3. Meredith’s mother rarely leaves the bedroom and her mood sways between fragile and frantic. Grandpa, by contrast, is a soft-spoken Big Sur mountain man who loves the outdoors. How do these different personalities affect the way Meredith sees the world? How do they dictate family dynamics?

4. One way Meredith clings to the memory of her father is by listening to The Beatles, even though the music makes her cry. Does this resonate with your sense of music and visceral memory? Do you have songs that transport you back in time or make you feel strong emotions?

5. Reflecting on her childhood, Meredith writes:

I gravitated toward bees because I sensed that the hive held ancient wisdom to teach me the things that my parents could not. It is from the honeybee, a species that has been surviving for the last100 million years, that I learned how to persevere.

   What honeybee behavior does Meredith witness that informs her understanding of human nature and her own relationships? Has nature ever taught you something about yourself?

6. What was your comfort level with honeybees at the start of the book? Did it change by the end? How?

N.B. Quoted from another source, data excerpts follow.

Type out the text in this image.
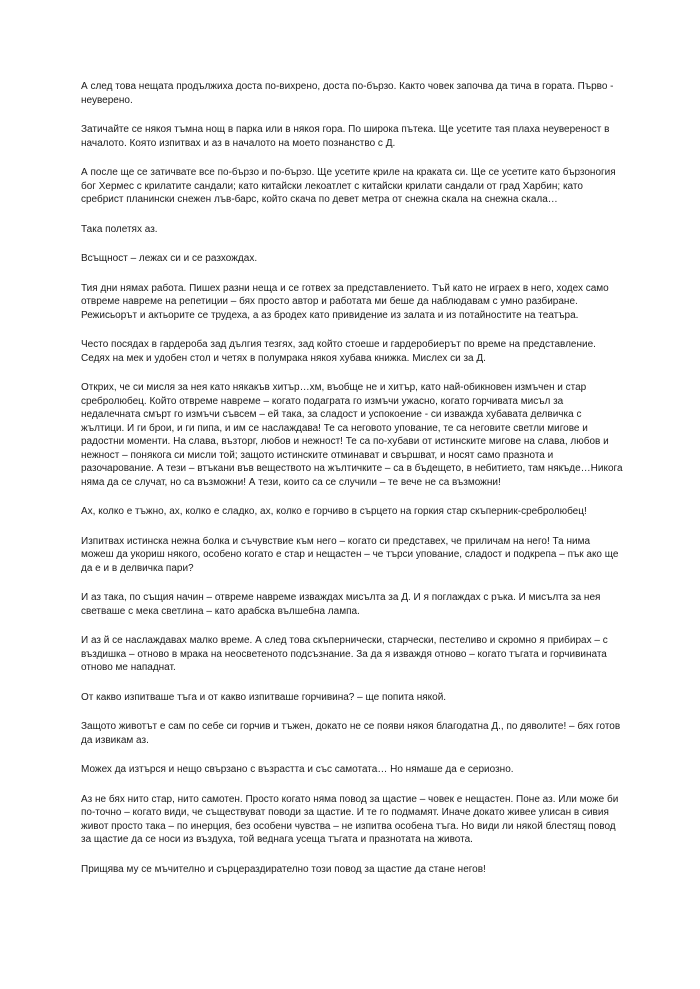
А след това нещата продължиха доста по-вихрено, доста по-бързо. Както човек започва да тича в гората. Първо - неуверено.

Затичайте се някоя тъмна нощ в парка или в някоя гора. По широка пътека. Ще усетите тая плаха неувереност в началото. Която изпитвах и аз в началото на моето познанство с Д.

А после ще се затичвате все по-бързо и по-бързо. Ще усетите криле на краката си. Ще се усетите като бързоногия бог Хермес с крилатите сандали; като китайски лекоатлет с китайски крилати сандали от град Харбин; като сребрист планински снежен лъв-барс, който скача по девет метра от снежна скала на снежна скала…

Така полетях аз.

Всъщност – лежах си и се разхождах.

Тия дни нямах работа. Пишех разни неща и се готвех за представлението. Тъй като не играех в него, ходех само отвреме навреме на репетиции – бях просто автор и работата ми беше да наблюдавам с умно разбиране. Режисьорът и актьорите се трудеха, а аз бродех като привидение из залата и из потайностите на театъра.

Често посядах в гардероба зад дългия тезгях, зад който стоеше и гардеробиерът по време на представление. Седях на мек и удобен стол и четях в полумрака някоя хубава книжка. Мислех си за Д.

Открих, че си мисля за нея като някакъв хитър…хм, въобще не и хитър, като най-обикновен измъчен и стар сребролюбец. Който отвреме навреме – когато подаграта го измъчи ужасно, когато горчивата мисъл за недалечната смърт го измъчи съвсем – ей така, за сладост и успокоение - си изважда хубавата делвичка с жълтици. И ги брои, и ги пипа, и им се наслаждава! Те са неговото упование, те са неговите светли мигове и радостни моменти. На слава, възторг, любов и нежност! Те са по-хубави от истинските мигове на слава, любов и нежност – понякога си мисли той; защото истинските отминават и свършват, и носят само празнота и разочарование. А тези – втъкани във веществото на жълтичките – са в бъдещето, в небитието, там някъде…Никога няма да се случат, но са възможни! А тези, които са се случили – те вече не са възможни!

Ах, колко е тъжно, ах, колко е сладко, ах, колко е горчиво в сърцето на горкия стар скъперник-сребролюбец!

Изпитвах истинска нежна болка и съчувствие към него – когато си представех, че приличам на него! Та нима можеш да укориш някого, особено когато е стар и нещастен – че търси упование, сладост и подкрепа – пък ако ще да е и в делвичка пари?

И аз така, по същия начин – отвреме навреме изваждах мисълта за Д. И я поглаждах с ръка. И мисълта за нея светваше с мека светлина – като арабска вълшебна лампа.

И аз й се наслаждавах малко време. А след това скъпернически, старчески, пестеливо и скромно я прибирах – с въздишка – отново в мрака на неосветеното подсъзнание. За да я изваждя отново – когато тъгата и горчивината отново ме нападнат.

От какво изпитваше тъга и от какво изпитваше горчивина? – ще попита някой.

Защото животът е сам по себе си горчив и тъжен, докато не се появи някоя благодатна Д., по дяволите! – бях готов да извикам аз.

Можех да изтърся и нещо свързано с възрастта и със самотата… Но нямаше да е сериозно.

Аз не бях нито стар, нито самотен. Просто когато няма повод за щастие – човек е нещастен. Поне аз. Или може би по-точно – когато види, че съществуват поводи за щастие. И те го подмамят. Иначе докато живее улисан в сивия живот просто така – по инерция, без особени чувства – не изпитва особена тъга. Но види ли някой блестящ повод за щастие да се носи из въздуха, той веднага усеща тъгата и празнотата на живота.

Прищява му се мъчително и сърцераздирателно този повод за щастие да стане негов!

7. The Honey Bus title was taken from a hollowed-out ramshackle army bus in the backyard where Grandpa bottled honey. When Grandpa teaches Meredith how to harvest for the first time, she writes, "The honey glowed in my hands, like a living, breathing thing. It was warm, and I loved it because it made sense when nothing else did." Throughout the story Meredith and Grandpa keep retreating to the honey bus. What role does this space play in both of their lives?

8. When Meredith’s brother Matthew is ten, he’s given his own bedroom—in a camping trailer in the yard. Meredith envies his freedom, yet Matthew remembers shivering in the winters and feeling ostracized, sequestered outside until he eventually left for college. What do you make of this living arrangement, and how did it create different family experiences for the two siblings? If Matthew wrote a memoir, how do you imagine it would differ from his sister’s?

9. In the epilogue, Meredith relocates Grandpa’s last remaining beehive to San Francisco to start an apiary of her own in a community garden. A little boy visiting on a school trip tells her with pride that his grandfather keeps bees. Meredith tells him that he’s "the luckiest boy in the world." What do you make of this final scene?